Strategies for effective transfer learning for HRTEM analysis with neural networks

Effect of training dataset imaging conditions on model OOD generalization

Source:Model generalization
Out-of-distribution (OOD) generalization capabilities of neural networks throughout the transfer learning protocol. (left, top) Standard-deviation of loss on defocus domains before and after transfer learning; larger is worse. (left, bottom) Shift in standard deviation of loss before and after transfer learning; more positive is worse. (right) Performance of neural network on all OOD domains before and after transfer learning (left and right bars, respectively). Color of bars indicate standard deviation of loss before transfer learning (left set) and shift of standard deviation after transfer learning (right set); markers on confusion matrices locate the particular defocus pair chosen for each bar plot. Loss is measured as the median network loss as aggregated over all hyperparameter conditions; standard deviation of performance excludes the 0nm (in-focus) dataset.

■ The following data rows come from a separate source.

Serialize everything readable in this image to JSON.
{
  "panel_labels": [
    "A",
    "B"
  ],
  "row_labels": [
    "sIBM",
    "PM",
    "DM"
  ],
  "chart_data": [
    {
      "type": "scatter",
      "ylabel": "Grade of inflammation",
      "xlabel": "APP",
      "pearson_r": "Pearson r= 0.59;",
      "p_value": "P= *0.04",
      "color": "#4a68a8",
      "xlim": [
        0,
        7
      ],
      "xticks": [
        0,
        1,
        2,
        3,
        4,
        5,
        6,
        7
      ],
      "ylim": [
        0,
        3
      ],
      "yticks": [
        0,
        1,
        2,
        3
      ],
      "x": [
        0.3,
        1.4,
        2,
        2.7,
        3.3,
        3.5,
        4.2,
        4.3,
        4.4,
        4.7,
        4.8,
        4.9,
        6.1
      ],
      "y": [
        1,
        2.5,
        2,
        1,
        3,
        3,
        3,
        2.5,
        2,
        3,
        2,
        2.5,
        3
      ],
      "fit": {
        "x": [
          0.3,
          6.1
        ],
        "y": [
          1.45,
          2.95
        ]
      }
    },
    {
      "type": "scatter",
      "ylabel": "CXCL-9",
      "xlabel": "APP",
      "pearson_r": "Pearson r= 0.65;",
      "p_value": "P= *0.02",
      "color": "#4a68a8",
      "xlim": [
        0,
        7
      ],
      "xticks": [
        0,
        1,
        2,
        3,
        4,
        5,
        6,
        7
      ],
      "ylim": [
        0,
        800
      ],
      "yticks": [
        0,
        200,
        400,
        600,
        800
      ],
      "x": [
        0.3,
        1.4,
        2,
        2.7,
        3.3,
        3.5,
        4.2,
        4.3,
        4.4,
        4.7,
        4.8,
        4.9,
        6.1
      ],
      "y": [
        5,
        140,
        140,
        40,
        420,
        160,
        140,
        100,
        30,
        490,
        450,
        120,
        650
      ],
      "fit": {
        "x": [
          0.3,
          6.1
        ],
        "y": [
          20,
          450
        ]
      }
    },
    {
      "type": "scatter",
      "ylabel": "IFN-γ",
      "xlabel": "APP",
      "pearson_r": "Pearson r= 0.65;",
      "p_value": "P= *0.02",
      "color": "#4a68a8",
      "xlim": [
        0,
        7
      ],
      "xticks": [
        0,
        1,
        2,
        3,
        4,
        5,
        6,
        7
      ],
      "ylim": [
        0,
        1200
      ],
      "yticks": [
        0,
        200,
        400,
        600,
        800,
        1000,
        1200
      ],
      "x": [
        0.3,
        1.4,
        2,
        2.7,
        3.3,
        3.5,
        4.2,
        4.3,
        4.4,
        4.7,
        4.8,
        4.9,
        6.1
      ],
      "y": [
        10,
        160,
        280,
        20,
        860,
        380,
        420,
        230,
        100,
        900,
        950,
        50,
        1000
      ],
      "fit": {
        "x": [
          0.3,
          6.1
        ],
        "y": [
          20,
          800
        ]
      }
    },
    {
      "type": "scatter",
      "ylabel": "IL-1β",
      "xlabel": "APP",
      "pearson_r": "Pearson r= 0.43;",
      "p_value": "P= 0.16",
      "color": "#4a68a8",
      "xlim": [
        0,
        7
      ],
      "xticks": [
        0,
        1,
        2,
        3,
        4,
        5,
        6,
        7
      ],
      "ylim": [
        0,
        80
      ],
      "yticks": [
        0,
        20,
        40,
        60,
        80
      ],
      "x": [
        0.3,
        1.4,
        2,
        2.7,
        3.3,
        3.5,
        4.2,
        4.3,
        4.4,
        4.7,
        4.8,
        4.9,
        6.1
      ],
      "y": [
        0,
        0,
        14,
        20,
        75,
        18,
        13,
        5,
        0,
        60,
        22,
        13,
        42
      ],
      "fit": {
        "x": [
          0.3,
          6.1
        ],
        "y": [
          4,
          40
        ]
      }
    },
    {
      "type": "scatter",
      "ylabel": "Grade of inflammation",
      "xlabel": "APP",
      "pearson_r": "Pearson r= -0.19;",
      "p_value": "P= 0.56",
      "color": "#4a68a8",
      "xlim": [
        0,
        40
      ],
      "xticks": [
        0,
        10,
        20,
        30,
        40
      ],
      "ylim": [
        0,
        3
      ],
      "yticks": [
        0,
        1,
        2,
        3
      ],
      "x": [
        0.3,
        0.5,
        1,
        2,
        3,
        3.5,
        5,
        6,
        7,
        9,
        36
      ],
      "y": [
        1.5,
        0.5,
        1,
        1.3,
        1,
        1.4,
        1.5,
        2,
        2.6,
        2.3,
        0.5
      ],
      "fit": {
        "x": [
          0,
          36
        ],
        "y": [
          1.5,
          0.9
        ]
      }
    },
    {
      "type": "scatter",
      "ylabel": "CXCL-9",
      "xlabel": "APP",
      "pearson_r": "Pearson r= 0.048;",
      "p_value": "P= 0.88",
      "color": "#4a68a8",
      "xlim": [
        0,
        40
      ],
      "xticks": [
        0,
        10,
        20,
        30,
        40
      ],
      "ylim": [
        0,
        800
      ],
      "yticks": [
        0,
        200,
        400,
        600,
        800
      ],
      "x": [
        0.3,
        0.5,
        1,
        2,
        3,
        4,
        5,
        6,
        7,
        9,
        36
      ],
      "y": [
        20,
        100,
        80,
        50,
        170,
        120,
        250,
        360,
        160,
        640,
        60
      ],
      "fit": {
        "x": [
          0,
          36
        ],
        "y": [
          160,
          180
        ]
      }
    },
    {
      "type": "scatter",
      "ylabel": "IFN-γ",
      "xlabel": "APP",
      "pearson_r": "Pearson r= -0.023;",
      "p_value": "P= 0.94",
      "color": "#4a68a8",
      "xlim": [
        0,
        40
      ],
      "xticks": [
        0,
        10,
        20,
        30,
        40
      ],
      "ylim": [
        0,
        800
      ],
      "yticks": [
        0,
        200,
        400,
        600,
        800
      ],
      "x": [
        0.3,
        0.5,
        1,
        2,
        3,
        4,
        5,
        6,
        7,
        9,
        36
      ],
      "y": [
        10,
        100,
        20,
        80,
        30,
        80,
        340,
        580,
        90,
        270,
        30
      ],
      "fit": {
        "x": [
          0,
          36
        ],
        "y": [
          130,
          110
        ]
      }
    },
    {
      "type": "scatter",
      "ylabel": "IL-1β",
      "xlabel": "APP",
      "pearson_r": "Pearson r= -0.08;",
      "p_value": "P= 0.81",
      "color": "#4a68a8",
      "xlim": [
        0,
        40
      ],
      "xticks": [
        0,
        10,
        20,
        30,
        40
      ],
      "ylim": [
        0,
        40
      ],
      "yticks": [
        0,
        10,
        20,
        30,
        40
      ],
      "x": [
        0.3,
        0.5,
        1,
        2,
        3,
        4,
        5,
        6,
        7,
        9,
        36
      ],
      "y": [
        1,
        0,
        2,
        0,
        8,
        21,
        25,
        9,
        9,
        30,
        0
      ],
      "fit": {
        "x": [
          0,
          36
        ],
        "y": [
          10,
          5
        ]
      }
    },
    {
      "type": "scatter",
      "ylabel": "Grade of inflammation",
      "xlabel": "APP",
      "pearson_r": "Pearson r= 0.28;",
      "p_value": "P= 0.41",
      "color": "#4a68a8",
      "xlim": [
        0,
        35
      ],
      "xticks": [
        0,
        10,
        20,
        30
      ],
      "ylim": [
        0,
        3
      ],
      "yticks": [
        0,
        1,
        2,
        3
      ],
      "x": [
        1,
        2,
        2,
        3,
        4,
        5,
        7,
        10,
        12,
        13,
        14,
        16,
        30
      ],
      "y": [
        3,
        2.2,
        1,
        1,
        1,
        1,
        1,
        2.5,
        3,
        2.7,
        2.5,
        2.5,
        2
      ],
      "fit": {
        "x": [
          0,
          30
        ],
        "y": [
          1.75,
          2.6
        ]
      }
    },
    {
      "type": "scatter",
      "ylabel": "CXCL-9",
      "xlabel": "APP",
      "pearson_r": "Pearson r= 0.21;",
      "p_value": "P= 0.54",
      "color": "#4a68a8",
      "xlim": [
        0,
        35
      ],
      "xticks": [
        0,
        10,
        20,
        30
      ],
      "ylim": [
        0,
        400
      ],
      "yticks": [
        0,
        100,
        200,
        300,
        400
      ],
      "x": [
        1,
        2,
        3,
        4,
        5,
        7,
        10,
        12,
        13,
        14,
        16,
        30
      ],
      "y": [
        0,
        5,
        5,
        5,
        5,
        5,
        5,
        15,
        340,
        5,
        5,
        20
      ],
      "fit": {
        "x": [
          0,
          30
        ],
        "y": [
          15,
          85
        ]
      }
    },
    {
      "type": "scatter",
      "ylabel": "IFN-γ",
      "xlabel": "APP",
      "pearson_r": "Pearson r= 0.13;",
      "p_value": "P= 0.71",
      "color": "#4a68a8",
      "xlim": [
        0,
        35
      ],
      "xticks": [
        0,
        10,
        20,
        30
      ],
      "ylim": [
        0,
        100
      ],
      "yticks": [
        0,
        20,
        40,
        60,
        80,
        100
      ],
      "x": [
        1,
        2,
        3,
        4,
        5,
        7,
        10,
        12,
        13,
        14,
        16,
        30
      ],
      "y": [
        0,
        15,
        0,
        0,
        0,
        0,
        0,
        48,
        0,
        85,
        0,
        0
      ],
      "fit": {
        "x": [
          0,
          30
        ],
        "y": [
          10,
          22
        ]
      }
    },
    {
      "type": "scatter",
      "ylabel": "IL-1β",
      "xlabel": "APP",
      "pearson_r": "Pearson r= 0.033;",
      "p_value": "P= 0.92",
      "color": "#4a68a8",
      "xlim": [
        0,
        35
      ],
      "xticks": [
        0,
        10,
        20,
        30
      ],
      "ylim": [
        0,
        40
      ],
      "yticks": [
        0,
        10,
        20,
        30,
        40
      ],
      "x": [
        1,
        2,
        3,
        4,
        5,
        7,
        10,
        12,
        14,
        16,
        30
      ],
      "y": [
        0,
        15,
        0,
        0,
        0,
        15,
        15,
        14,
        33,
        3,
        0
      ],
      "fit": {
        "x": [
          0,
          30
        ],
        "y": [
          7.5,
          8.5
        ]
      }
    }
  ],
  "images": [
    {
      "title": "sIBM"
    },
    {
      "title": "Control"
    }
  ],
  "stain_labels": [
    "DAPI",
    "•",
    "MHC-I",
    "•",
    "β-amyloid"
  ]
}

Figure 8.1:Out-of-distribution (OOD) generalization capabilities of neural networks throughout the transfer learning protocol. (left, top) Standard-deviation of loss on defocus domains before and after transfer learning; larger is worse. (left, bottom) Shift in standard deviation of loss before and after transfer learning; more positive is worse. (right) Performance of neural network on all OOD domains before and after transfer learning (left and right bars, respectively). Color of bars indicate standard deviation of loss before transfer learning (left set) and shift of standard deviation after transfer learning (right set); markers on confusion matrices locate the particular defocus pair chosen for each bar plot. Loss is measured as the median network loss as aggregated over all hyperparameter conditions; standard deviation of performance excludes the 0nm (in-focus) dataset.

While performance in the transfer domain across image conditions seems to have a weak dependence on the choice of the pretraining dataset, the out-of-distribution (OOD) generalization behavior of our U-Net models has a relatively strong dependence on the choice of both pretraining and transfer learning datasets. In Figure 8.1, we visualize the OOD performance of our models before and after training, as measured by the standard deviation of the model loss across all defocus datasets, as well as the relative shift in generalization between the two stages. Across the board, transfer learning, while offering good target domain performance, does not necessarily improve model OOD. In fact, transfer learning can make the OOD generalization capability of a model noticeably worse, but it is not clear when this might occur. While this asymmetry is perhaps obvious in some scenarios, such as the asymmetry between simulated and experimental data, it can be less obvious when comparing datasets that seem semantically similar, such as data taken across microscope sessions or across similarly prepared samples. In general, the models trained on positive defoci have worse generalization than other models, but can significantly improve their generalization (c.f. Figure 8.1, right) with the right choice of transfer learning domain, to the point of performing almost equally well across all our datasets. In this analysis, we exclude the performance on the 0nm ‘in-focus’ dataset from the OOD generalization measure, as it is the hardest dataset and tends to be an outlier in performance. However, we note that models trained with the 0nm defocus dataset have some of the best OOD generalization behavior, performing significantly better out-of-distribution than on their own training data, which is another reflection of the possible asymmetries which may be inherent to our datasets.